Sintesi e conclusione:

I membri della classe dei farmaci diuretici variano notevolmente per struttura, proprietà fisico-chimiche, sito e meccanismo d’azione. Negli anni ’90 l’analisi dei diuretici nel doping (mediante LC-UV o GC/MS) rappresentava una sfida per i laboratori antidoping a causa dell’eterogeneità delle sostanze incluse. Dall’avvento di strumenti LC/MS consolidati e affidabili, la loro individuazione nei campioni di urina non è più un problema. Gli obiettivi futuri dell’analisi dei diuretici comprendono lo sviluppo di metodi di rilevamento più efficienti ed economici. Aumentare la sensibilità dei metodi e il numero di composti nello screening, riducendo al contempo i tempi e i costi di analisi per i laboratori, sarebbe un miglioramento auspicabile. Inoltre, lo sviluppo di metodi che combinino il rilevamento dei diuretici con altre sostanze proibite migliorerà la capacità dei laboratori di monitorare gli abusi e il doping nello sport.

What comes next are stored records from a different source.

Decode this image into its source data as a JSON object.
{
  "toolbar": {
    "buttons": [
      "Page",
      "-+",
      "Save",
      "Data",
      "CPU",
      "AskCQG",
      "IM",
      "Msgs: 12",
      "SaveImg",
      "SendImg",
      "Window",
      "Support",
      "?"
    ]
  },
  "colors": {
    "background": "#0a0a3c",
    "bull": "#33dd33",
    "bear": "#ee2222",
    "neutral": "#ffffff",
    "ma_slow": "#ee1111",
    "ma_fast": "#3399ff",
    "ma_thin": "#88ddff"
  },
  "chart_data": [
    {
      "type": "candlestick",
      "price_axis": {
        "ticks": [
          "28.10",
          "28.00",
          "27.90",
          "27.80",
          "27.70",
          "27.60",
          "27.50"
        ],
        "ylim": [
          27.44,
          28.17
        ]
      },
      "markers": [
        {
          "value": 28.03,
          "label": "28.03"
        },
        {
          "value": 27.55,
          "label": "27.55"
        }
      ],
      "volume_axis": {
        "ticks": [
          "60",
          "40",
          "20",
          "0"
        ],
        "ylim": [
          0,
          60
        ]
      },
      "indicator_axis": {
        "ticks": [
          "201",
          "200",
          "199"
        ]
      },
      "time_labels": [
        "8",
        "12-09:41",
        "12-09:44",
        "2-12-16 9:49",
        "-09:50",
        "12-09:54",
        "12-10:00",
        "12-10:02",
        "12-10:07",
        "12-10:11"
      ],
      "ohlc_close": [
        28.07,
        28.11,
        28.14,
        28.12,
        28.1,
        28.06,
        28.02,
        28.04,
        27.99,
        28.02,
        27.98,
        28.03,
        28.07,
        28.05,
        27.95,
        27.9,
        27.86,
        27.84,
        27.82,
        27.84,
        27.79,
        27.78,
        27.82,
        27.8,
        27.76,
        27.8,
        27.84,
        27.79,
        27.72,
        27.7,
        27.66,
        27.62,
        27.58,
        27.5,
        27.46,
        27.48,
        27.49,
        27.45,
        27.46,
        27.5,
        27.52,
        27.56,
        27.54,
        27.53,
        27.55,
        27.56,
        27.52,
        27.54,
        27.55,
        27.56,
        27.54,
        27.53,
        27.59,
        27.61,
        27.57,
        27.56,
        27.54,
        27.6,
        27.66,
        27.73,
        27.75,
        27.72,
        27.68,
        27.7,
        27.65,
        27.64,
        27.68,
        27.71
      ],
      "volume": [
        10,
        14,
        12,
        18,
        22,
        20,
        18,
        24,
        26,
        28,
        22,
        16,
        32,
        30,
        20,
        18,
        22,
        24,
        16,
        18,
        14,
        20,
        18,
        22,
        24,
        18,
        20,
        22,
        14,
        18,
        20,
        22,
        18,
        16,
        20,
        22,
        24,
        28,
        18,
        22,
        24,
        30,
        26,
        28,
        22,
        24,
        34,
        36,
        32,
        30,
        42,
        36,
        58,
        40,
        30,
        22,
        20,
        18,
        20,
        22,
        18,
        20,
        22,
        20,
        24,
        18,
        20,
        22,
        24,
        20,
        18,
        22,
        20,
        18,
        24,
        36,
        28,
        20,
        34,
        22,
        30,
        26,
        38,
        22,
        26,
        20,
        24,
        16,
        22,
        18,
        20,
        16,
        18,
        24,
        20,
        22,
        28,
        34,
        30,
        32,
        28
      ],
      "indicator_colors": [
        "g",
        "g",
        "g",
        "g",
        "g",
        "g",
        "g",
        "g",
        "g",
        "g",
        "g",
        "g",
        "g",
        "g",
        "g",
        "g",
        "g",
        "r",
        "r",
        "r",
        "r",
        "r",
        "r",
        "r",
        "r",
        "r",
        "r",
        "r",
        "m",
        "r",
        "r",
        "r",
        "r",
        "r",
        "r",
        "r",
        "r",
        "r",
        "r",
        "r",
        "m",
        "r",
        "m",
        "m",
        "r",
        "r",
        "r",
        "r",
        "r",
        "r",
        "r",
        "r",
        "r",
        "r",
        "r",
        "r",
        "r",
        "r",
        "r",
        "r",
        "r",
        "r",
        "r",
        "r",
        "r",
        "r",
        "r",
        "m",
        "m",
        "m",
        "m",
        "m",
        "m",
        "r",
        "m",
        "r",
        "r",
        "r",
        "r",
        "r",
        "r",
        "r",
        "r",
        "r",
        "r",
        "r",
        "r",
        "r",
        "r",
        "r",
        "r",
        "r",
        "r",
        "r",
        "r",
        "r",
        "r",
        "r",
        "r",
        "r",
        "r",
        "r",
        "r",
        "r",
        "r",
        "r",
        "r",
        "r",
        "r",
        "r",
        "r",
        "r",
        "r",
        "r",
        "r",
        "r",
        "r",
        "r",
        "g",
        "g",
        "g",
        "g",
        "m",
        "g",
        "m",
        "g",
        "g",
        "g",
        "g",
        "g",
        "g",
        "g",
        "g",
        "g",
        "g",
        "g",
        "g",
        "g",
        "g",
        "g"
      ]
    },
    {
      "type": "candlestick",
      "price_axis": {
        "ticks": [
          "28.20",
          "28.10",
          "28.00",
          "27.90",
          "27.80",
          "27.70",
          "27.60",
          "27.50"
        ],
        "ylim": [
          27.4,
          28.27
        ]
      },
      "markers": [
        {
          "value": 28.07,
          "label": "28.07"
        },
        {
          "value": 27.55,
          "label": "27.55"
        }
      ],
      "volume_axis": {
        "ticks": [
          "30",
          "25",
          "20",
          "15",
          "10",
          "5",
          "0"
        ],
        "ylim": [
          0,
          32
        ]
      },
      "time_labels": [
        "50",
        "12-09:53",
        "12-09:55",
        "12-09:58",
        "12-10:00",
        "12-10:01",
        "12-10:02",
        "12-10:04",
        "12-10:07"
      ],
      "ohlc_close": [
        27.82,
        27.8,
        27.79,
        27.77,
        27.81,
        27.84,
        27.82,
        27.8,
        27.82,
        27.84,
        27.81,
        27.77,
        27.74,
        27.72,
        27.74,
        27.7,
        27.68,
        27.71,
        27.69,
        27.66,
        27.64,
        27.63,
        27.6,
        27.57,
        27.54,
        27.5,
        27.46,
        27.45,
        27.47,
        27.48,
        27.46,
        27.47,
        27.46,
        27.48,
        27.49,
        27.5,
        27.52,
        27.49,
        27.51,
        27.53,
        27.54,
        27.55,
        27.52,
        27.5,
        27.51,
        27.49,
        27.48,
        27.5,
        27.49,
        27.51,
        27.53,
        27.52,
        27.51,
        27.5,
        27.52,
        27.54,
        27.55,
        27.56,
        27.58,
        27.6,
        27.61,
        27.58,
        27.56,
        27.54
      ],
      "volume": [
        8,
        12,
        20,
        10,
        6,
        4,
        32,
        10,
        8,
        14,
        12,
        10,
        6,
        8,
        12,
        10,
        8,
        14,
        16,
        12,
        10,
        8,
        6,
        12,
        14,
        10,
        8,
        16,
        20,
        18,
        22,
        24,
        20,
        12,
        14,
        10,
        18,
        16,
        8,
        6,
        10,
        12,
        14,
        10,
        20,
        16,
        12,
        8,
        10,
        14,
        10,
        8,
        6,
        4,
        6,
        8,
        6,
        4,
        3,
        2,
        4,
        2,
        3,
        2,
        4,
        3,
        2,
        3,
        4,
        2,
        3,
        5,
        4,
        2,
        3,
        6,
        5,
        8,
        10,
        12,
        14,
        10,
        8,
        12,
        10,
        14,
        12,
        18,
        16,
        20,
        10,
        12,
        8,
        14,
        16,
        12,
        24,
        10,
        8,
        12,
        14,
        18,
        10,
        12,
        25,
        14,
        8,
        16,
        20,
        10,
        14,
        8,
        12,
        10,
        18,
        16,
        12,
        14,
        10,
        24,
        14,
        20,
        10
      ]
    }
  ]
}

In conclusione, l’uso dei diuretici, se specificatamente inteso in ambito Bodybuilding, viste anche le tecniche di ratio Sodio/Sale:Acqua, e l’utilizzo di ACE II inibitori per finalità lipolitiche indirette, nonché un adeguato rapporto tra introito di Sodio e Potassio, risulta molto limitato in senso di vantaggi concreti per l’atleta. L’effetto di aumento dell’Aldosterone androgeno-dipendente è facilmente gestibile con altri interventi fermo restando che la presenza di un ACE II inibitore nella preparazione rappresenta di per se un limite sensibile alla manifestazione tangibile del problema.